Since Solomon says, “Do not answer a fool according to his folly” (Prov. 26:4), I will not say much in response. Instead, I will only point that the Eucharist was called a sacrifice by the Didache as early as 100 A.D. (earlier than this, Clement of Rome spoke of the clergy as “offering the gifts”); and that St. Paul referred to eating the bread as sharing not just bread but the body of Christ (1 Cor. 10:16), so that to profane the Eucharist by partaking unworthily was to “be guilty of the body and blood of the Lord” (1 Cor. 11:27). People who did this became sick, and some even died (1 Cor. 11:30). None of this sounds like merely “a dramatic and concrete picture of Christ’s body and blood”, but rather of a sacramental sharing of Christ’s actual Body and Blood. St. Ignatius of Antioch, dying a martyr in about 107 A.D. and therefore serving as bishop in the first century, was emphatic that the Eucharist was a sacrifice and was Christ’s true Body and Blood. For him, it was only heretics who “do not confess the Eucharist to be the flesh of our Saviour Jesus Christ which suffered for our sins and which the Father raised up” (Smyrnaeans, ch. 7). All of this witnesses to the apostolic tradition of the Eucharist as sacrificial and as the true Body and Blood of the Lord.

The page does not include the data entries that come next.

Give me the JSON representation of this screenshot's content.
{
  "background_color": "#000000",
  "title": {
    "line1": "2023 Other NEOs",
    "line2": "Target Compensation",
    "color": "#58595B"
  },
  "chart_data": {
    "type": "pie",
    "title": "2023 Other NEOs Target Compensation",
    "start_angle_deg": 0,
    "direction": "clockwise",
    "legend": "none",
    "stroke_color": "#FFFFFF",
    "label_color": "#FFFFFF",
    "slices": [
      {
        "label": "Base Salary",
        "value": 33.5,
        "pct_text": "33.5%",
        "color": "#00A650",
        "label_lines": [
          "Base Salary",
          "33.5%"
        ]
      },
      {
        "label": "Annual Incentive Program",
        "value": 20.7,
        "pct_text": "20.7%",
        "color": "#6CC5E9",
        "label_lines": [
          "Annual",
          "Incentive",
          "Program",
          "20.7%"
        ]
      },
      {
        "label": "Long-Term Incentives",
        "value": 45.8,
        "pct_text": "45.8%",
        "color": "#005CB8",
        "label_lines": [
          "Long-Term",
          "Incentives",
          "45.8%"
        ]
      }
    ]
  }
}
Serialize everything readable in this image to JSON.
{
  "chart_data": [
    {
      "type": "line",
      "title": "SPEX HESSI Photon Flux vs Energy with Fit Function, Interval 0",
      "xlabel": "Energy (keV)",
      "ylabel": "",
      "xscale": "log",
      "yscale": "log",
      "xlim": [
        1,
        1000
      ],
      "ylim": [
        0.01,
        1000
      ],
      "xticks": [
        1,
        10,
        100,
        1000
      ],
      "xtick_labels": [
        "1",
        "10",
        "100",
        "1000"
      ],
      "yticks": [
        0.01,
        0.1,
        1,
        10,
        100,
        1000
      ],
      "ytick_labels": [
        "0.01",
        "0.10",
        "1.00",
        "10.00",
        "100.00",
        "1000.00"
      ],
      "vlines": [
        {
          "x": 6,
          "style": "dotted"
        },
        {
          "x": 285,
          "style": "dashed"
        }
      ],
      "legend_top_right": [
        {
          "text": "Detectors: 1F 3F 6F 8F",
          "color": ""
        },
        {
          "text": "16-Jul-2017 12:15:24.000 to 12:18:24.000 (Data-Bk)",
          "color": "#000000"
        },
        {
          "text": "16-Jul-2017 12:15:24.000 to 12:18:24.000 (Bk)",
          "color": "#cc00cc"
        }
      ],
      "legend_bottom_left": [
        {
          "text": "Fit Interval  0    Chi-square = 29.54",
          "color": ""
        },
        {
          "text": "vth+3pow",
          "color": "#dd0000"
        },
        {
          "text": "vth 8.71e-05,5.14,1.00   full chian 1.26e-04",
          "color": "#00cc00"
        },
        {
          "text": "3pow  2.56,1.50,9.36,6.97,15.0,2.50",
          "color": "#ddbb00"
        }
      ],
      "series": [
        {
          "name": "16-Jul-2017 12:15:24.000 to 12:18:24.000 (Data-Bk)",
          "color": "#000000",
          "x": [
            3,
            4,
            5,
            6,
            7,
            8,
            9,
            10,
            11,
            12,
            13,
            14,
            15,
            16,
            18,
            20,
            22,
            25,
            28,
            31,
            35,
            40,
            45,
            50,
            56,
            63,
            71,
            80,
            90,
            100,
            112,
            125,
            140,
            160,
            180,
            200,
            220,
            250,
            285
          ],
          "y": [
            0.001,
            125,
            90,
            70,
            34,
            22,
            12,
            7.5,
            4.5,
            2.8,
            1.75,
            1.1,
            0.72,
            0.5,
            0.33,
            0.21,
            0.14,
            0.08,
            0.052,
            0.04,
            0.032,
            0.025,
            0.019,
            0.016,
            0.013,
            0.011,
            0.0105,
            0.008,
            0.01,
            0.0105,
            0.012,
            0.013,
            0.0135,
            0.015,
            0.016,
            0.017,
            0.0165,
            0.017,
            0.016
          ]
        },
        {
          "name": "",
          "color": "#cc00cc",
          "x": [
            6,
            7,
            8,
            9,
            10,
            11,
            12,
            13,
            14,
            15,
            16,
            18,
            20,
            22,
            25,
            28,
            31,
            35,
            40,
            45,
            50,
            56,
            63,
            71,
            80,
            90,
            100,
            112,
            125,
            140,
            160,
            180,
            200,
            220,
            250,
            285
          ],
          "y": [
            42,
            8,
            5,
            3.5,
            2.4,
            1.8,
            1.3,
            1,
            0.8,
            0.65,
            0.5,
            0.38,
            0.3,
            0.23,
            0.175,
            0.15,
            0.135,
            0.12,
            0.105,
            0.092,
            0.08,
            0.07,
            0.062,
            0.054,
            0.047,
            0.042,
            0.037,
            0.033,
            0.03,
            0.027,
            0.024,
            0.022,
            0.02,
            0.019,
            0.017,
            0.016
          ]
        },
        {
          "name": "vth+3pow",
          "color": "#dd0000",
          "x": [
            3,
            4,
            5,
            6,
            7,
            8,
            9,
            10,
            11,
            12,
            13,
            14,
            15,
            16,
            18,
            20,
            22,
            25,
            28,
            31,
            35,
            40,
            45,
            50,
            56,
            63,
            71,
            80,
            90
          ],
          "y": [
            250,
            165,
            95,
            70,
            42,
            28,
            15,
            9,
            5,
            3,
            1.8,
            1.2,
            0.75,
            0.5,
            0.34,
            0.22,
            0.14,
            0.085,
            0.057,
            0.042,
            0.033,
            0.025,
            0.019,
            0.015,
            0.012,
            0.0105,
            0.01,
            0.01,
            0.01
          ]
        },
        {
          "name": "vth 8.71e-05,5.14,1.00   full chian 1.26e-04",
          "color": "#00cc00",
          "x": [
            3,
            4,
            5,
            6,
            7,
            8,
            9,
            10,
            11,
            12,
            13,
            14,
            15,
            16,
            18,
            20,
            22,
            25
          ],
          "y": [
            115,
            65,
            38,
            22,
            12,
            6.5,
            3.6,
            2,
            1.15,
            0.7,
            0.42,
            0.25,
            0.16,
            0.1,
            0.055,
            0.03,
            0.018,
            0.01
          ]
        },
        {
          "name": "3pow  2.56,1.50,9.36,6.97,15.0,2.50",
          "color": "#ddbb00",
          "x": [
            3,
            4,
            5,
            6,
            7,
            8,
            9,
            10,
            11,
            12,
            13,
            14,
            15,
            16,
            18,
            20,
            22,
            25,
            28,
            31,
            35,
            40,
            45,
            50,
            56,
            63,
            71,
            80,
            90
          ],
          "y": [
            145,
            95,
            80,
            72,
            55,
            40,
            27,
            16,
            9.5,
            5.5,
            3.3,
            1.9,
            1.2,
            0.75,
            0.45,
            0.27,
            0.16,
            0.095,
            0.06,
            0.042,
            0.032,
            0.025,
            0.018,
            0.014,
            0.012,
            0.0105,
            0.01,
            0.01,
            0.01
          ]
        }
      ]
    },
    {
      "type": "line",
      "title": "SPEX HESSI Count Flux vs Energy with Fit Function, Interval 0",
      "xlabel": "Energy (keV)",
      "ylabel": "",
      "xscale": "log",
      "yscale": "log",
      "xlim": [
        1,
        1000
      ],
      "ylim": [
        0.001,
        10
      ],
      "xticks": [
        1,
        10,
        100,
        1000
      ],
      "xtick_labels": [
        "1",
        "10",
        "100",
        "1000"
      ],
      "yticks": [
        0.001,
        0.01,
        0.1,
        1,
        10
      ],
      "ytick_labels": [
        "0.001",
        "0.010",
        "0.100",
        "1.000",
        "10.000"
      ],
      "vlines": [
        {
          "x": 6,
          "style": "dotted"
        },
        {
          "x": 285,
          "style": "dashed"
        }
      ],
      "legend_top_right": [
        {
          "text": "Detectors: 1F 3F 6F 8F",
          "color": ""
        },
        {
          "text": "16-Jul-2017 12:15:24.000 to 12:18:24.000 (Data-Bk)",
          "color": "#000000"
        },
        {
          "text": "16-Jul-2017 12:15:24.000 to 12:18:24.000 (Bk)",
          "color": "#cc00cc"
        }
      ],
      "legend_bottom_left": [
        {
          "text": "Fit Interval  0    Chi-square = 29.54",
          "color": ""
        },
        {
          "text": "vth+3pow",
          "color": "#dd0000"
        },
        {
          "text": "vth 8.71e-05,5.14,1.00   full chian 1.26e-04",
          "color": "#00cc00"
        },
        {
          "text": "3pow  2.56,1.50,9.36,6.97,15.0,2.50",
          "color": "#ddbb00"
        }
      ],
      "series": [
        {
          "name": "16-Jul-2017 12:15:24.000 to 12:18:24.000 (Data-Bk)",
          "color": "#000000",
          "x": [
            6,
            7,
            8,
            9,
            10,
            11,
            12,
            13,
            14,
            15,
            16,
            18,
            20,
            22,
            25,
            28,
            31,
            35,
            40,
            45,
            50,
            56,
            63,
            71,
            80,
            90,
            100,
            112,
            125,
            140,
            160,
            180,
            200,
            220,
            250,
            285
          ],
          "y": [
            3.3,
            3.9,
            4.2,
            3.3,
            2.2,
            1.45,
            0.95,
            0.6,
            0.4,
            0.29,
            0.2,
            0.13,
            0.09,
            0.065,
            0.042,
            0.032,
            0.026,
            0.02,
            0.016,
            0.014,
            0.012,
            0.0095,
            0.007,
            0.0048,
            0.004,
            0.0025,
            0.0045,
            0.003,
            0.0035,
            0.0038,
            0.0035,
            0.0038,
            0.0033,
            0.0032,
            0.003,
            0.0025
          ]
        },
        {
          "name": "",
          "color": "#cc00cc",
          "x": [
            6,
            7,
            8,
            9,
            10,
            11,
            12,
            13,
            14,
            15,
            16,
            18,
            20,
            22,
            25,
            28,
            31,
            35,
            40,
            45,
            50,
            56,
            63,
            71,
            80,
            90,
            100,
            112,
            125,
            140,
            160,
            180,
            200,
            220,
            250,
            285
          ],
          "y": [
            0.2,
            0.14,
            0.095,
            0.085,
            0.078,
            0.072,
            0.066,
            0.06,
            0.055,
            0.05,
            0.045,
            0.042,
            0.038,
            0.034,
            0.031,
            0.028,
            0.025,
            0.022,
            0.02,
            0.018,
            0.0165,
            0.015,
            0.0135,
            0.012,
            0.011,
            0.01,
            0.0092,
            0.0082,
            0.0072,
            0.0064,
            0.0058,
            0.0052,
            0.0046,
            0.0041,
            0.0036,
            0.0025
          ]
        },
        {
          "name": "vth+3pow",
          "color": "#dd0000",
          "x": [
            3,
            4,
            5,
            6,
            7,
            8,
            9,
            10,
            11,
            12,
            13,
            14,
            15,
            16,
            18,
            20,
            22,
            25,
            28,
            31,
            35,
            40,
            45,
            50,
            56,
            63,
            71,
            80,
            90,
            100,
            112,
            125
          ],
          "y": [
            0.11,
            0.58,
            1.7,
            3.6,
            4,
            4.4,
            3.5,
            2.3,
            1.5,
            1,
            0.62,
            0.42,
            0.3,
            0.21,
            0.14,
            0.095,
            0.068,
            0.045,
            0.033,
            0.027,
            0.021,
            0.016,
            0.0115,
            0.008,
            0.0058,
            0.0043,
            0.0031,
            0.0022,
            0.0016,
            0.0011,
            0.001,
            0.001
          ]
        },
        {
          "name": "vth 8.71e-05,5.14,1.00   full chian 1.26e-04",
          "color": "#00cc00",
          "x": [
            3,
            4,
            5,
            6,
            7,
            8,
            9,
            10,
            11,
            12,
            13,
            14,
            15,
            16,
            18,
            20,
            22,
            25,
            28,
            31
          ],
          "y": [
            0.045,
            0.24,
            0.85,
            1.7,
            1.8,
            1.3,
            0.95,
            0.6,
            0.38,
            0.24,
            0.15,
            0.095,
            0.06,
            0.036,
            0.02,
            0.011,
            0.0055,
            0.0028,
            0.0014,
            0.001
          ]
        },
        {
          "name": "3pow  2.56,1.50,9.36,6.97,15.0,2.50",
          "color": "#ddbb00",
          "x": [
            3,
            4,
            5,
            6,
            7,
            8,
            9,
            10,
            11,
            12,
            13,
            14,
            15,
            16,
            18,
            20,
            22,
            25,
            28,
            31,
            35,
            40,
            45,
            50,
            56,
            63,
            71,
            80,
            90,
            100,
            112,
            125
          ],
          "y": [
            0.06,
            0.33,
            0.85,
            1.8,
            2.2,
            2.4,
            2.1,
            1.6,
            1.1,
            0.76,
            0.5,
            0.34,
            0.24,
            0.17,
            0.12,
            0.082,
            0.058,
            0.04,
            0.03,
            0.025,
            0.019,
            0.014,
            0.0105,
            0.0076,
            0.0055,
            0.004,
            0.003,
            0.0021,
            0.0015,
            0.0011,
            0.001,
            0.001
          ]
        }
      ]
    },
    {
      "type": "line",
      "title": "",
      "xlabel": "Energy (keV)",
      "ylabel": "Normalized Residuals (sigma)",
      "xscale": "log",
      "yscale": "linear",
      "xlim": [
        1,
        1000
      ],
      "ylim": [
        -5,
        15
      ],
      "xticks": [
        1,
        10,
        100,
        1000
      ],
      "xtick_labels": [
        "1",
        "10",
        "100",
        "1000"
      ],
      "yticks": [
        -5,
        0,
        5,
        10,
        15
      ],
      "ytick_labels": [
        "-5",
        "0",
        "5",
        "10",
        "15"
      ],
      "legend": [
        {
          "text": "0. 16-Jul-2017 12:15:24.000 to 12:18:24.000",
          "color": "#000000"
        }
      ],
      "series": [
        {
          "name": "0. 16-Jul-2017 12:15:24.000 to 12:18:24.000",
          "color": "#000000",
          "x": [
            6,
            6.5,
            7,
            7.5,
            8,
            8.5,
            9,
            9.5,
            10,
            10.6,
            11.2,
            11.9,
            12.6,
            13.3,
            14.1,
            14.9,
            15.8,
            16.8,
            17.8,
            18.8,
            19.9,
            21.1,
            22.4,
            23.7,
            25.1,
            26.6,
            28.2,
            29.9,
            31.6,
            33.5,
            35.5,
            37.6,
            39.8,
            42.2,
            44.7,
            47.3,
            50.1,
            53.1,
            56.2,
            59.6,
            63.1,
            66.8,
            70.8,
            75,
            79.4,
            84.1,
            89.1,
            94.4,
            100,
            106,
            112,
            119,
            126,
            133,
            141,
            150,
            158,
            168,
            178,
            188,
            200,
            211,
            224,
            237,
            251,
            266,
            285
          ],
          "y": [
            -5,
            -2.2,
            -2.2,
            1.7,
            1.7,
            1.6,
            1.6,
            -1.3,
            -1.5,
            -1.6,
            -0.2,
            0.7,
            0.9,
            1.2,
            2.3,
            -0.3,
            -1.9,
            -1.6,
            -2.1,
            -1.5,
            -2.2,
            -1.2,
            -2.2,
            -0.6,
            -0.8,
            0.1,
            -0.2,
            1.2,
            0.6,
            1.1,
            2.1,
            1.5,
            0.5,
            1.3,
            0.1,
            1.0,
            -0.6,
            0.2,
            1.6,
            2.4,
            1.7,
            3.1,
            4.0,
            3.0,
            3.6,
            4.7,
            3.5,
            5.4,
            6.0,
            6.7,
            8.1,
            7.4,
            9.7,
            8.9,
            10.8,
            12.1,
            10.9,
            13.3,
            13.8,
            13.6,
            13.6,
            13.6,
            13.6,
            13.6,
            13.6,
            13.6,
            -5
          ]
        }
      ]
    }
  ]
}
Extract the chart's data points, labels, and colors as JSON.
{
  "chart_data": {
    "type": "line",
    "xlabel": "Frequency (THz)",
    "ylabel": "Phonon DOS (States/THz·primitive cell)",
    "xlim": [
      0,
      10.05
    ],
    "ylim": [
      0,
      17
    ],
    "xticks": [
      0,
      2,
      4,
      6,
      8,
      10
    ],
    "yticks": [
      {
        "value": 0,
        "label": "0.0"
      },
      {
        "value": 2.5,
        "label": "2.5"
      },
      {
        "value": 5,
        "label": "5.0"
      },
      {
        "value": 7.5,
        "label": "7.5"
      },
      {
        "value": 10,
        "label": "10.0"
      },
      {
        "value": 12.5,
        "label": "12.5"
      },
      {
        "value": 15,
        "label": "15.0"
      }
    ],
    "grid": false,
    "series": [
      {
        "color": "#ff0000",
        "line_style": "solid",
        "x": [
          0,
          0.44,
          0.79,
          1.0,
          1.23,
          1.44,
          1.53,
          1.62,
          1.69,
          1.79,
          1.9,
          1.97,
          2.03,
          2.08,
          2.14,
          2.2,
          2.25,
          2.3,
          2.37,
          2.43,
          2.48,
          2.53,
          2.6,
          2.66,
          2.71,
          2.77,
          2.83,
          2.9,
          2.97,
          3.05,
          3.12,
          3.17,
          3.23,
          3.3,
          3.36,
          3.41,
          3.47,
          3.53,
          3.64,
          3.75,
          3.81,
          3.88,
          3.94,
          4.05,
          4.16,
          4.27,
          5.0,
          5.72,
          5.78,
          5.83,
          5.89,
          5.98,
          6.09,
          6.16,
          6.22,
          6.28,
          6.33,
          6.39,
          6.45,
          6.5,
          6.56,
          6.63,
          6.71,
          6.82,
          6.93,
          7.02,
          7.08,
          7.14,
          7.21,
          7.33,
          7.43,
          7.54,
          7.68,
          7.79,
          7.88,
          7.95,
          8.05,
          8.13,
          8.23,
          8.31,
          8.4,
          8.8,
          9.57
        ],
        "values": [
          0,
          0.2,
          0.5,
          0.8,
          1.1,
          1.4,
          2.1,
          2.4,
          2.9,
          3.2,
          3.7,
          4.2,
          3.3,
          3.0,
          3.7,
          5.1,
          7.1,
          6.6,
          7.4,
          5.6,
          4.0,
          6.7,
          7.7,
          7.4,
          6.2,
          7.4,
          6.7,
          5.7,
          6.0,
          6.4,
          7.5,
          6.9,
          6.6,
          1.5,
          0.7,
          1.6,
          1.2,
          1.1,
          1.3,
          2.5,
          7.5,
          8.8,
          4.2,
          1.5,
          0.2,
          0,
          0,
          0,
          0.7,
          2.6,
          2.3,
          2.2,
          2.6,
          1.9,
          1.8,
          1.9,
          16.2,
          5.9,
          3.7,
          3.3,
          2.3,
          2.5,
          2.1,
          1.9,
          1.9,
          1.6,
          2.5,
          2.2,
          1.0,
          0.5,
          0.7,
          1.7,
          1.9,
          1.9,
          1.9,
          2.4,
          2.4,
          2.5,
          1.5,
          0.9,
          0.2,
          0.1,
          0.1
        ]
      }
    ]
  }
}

To sum up this and all the other reviews of The Red Book in this series, I suggest that everyone, including the authors whose work I have been examining, has a choice—a choice between trusting that God guided His Church as it went through history, or that He abandoned it as soon as the apostles died. The apostolic trajectory we see in the pages of the New Testament continued without a break as the mid-first century became the late first century, and then as the late first century became the early second century. Attentive readers of that history can see an unbroken continuity—a continuity preserved even today in the Orthodox Church. When Christ promised that His Spirit would guide His Church into all truth (Jn. 16:13) and that the gates of hell would not prevail against it (Mt. 16:18), He was making history into the arena in which He would work. We can trust His Church as it progresses through history, because we can trust His promise. To confine our faith in the Lord’s guidance to the first century alone and to reject everything that followed as if it were betrayal and apostasy, is ultimately to refuse to trust the Lord Himself. The issue is not The Red Book (for which reason I have used pseudonyms both for the book and its authors). The real issue is the reliability of the promises of Christ.